INFORIOT Ein 37-jähriger Deutscher ringt derzeit nach einem rassistischen Angriff in der Potsdamer Innenstadt um sein Leben. Durch die Schläge und Tritte, die der aus Äthopien stammende dunkelhäutige Ernyas M. unter anderem gegen den Kopf erlitt, ist er so schwer verletzt, das er in ein künstliches Koma versetzt werden musste. Der Angriff ereignete sich am frühen Sonntagmorgen gegen 03.55 Uhr an einer sonst menschenleeren Straßenbahnhaltestelle. Dass die Tat einen rassistischen Hintergrund hat, kann als gesichert gelten, weil auf der Handymailbox des Opfers Fragmente des Tatgeschehens dokumentiert sind. Ernyas M. wurde unter anderem als „Scheiß-Nigger“ beschimpft. Dies ist aus ersten Presseberichten zu erfahren (z.B.: hier und hier).

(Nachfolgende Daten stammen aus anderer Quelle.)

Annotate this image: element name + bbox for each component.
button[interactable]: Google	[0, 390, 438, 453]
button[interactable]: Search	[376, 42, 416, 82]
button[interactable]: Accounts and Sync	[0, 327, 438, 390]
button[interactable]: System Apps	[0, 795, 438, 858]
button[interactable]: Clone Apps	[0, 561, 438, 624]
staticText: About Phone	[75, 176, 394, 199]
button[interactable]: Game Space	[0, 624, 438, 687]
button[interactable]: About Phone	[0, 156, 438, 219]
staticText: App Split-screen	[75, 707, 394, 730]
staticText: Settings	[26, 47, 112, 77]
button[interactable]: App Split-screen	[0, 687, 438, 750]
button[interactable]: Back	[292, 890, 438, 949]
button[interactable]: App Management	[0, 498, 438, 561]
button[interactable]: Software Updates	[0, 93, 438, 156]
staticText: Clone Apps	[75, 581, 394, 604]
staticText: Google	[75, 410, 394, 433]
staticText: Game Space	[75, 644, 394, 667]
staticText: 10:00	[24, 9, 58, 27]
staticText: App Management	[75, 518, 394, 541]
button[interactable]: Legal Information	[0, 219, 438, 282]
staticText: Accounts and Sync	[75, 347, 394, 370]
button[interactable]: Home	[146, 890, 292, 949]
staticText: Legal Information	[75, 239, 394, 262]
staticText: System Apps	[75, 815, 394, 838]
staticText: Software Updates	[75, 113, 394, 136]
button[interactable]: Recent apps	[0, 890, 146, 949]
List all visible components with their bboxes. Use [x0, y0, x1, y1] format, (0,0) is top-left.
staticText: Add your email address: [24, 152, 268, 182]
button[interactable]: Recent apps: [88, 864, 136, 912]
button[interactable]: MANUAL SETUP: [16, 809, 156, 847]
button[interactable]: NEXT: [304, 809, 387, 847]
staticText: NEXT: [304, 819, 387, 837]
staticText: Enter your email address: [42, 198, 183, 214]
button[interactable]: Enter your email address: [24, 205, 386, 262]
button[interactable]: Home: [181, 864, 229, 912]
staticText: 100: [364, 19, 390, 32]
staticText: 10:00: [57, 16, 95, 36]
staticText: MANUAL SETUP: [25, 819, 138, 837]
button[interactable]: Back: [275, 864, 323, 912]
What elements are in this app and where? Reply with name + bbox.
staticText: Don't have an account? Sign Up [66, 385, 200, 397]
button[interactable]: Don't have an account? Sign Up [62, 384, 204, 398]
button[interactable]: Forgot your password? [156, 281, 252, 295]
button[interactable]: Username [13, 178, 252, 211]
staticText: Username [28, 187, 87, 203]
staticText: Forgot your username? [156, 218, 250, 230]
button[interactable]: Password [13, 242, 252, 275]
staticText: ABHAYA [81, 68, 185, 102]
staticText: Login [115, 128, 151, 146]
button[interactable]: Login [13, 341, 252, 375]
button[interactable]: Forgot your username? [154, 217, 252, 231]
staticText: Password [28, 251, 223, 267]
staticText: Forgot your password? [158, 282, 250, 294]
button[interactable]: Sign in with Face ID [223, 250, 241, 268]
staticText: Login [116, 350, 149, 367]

Um sich öffentlich gegen diesen neuerlichen Fall rassistischer Gewalt in Potsdam zu wenden, haben am späten Nachmittag vom Ostermontag zeitweise bis zu 550 Antifas in der Innenstadt demonstriert. Der Protestzug führte vom Platz der Einheit bis in unmittelbare Nähe des Tatortes, wo eine Zwischenkundgebung abgehalten wurde. „Vom dem Widerspruch mit bloßen Worten heute müssen wir weiterkommen: Zum Handeln, um dem rassistischen Terror und den Neonaziangriffen auf Alternative endlich Einhalt zu gebieten“, forderte ein Redner. „Antifaschistischer Selbstschutz ist lebensnotwendig, wie sich jetzt wieder einmal gezeigt hat.“ Anstatt leeren Lippenbekenntnissen gegen Rassismus und dem Herbeireden einer Gewaltspirale zwischen Links und Rechts müsse endlich wahrgenommen werden, dass die Gewalt von Rechts ausgeht und konsequentes antifaschistisches Engagement unterstützt werden, hieß es weiter. In den letzten Monaten hat es über 20 rechte Angriffe in Potsdam gegeben. Dem Opfer des aktuellen Angriffs wurde bei der Demo Solidarität ausgesprochen: „Wir hoffen, dass du durchkommst, wir wünschen dir das Beste.“ Die kurzfristig organisierte Demonstration verlief ohne Zwischenfälle — sie war geprägt vom Entsetzen über das Geschehene. Neben Antifas und Linksradikalen nahmen auch PDS- und Grünen-AnhängerInnen teil.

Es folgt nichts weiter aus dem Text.